Ook in deze winter ging Hendrik de Boer een keer naar de woonwagen van Jan van Houten om hun koeiendekken te brengen want het vroor ’s nachts behoorlijk. Jan nam de dekken wat graag aan want zoveel dekens hadden zij zelf niet. Nadat de winter verdwenen was bracht Jan van Houten de koeiendekken weer terug.
Op een morgen zat Hendrik te koffie drinken en toen zag Kee, de vrouw van Hendrik , de luizen op Hendrik zijn trui omspringen. Ja dit kwam van de koeiendekken die Jan van Houten had gebruikt. Hendrik heeft de dekken gelijk in het Swaaigat gegooid zodat de luizen dan dood gaan.
Maar hij liet zich wijs maken dat de luizen dat wel konden overleven. Nou was Jan Poepjes schipper en hij viste veel op de het Slotermeer en in de Polder en hij had zijn boot soms bij het Hop in Wijckel en soms in het Swaaigat liggen. Hier stond ook de ’taansjettel’ om er de netten in te drenken zodat deze langer mee konden. Dus toog Hendrik naar Jan om te vragen dat zijn dekken ook in de ’taansjettel’ mochten zodat dan de luizen dood gingen. Dit gedaan en de luizen dood, maar de koeiendekken waren nu wel erg donkerbruin geworden.

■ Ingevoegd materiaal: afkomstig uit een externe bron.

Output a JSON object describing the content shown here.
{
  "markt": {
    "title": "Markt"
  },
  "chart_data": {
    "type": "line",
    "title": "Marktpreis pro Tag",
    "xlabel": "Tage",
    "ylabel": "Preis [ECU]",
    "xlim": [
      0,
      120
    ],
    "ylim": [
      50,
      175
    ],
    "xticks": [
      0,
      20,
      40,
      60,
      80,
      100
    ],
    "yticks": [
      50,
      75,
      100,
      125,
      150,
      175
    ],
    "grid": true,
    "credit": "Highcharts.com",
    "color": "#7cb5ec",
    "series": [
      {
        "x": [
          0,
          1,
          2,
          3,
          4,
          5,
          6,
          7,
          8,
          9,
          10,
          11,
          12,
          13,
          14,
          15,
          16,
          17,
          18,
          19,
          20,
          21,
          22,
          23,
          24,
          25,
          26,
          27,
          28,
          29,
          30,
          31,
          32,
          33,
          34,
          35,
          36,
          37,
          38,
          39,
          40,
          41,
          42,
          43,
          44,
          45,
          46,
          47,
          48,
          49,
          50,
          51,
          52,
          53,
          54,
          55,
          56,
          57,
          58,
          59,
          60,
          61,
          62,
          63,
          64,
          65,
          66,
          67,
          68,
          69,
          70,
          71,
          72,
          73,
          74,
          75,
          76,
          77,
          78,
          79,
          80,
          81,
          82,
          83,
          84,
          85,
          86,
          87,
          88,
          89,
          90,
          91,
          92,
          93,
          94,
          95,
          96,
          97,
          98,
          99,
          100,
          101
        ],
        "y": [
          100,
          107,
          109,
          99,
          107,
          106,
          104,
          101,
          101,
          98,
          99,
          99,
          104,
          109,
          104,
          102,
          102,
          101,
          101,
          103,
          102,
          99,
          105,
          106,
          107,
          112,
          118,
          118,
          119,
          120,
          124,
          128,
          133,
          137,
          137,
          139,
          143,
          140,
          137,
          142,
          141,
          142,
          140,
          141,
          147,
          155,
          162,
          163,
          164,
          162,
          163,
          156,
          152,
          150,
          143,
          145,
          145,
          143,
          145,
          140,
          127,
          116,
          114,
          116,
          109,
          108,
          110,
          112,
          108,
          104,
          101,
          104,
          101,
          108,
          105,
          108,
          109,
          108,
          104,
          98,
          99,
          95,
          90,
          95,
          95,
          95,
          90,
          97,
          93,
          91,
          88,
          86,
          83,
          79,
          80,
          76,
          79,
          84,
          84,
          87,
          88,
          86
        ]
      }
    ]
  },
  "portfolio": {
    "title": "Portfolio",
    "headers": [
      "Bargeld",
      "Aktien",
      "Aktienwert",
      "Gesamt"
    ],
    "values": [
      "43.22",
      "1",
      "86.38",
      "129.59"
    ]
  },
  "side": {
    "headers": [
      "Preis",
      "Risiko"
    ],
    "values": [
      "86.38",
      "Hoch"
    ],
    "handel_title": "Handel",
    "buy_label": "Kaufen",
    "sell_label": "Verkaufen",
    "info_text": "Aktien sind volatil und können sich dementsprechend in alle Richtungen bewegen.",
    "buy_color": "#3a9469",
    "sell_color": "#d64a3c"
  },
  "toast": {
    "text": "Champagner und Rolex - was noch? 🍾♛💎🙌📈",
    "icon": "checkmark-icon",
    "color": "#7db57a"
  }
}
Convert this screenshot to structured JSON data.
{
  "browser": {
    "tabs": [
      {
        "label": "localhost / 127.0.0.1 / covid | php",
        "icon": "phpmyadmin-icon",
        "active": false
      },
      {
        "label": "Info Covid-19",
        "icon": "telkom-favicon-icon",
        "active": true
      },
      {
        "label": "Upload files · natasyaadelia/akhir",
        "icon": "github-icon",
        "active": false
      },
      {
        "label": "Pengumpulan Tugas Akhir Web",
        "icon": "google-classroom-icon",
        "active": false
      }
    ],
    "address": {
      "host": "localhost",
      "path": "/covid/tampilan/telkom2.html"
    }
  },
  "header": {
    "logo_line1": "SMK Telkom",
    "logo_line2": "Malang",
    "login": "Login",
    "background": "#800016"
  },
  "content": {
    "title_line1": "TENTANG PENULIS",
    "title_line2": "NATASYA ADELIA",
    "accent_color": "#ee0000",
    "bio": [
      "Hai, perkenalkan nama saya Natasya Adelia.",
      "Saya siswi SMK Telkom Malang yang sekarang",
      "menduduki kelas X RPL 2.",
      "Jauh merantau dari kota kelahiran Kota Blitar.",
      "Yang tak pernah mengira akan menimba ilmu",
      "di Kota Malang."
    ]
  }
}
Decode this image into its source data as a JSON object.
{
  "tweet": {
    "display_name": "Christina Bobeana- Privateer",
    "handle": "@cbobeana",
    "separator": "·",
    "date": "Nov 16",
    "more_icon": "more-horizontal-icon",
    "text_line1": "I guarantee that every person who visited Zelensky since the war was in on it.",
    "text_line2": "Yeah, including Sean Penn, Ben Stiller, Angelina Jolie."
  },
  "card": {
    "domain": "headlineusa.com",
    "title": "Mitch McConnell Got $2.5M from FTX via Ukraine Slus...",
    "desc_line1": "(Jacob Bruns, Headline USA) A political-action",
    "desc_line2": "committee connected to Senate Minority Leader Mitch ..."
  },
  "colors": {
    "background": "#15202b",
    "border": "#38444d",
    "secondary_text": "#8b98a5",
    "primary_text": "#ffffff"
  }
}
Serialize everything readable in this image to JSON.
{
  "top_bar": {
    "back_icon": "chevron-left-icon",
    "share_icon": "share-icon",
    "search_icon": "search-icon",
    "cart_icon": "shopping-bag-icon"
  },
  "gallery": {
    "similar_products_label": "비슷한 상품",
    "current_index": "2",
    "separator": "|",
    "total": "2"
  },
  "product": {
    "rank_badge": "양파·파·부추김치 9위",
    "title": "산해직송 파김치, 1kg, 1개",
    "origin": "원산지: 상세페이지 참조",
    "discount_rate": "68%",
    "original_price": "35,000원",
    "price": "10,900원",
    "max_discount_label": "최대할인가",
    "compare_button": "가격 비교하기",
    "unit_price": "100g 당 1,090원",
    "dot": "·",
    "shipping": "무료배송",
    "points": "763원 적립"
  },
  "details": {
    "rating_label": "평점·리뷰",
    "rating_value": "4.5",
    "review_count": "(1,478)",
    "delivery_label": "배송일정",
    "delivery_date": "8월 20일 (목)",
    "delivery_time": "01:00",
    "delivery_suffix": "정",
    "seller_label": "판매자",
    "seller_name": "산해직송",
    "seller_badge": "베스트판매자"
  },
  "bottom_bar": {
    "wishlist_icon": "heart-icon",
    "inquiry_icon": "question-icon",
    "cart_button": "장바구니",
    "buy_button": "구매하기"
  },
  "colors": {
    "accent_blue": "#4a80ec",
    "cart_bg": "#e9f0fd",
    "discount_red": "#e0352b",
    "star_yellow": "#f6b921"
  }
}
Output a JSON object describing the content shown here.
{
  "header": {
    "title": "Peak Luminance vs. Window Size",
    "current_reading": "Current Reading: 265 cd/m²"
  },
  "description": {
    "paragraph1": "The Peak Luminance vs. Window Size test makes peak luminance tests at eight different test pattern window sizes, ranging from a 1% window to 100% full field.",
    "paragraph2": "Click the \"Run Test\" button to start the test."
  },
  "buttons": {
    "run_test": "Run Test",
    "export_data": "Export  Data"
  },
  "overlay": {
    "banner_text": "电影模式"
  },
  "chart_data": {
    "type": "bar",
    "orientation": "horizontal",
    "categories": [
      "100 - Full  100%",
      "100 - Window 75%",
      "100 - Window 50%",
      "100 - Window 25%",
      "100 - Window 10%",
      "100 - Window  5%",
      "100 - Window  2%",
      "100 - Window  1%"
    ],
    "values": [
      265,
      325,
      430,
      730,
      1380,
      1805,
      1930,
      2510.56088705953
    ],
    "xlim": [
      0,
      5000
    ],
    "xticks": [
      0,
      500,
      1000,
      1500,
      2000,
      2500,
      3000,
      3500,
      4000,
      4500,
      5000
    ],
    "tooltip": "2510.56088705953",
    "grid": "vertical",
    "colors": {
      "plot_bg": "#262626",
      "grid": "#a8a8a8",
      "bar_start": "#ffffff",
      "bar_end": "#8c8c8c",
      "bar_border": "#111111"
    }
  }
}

De woonplaats van Jan van Houten was Joure. Bertus zoon van Jan had daar een hok met daarin een schaap. Een schaap met vijf poten. Als men dit schaap wilde bekijken kon dat voor een stuiver. Men liep dan bij het hok langs en zo kon met het schaap zien en inderdaad het schaap had vijf poten. De poot hing onder de buik van het schaap. De poot hing wel met een touw over de rug van het schaap vast maar dat kon men bijna niet zien. In de zomer stond men meestal in Sondel bij het zwaaigat en Jan ging dan bij de deuren lang en met een aap op het schouder en hij kreeg dan een halve cent van de mensen. Ook wel eens wat eten en zo leefden zij.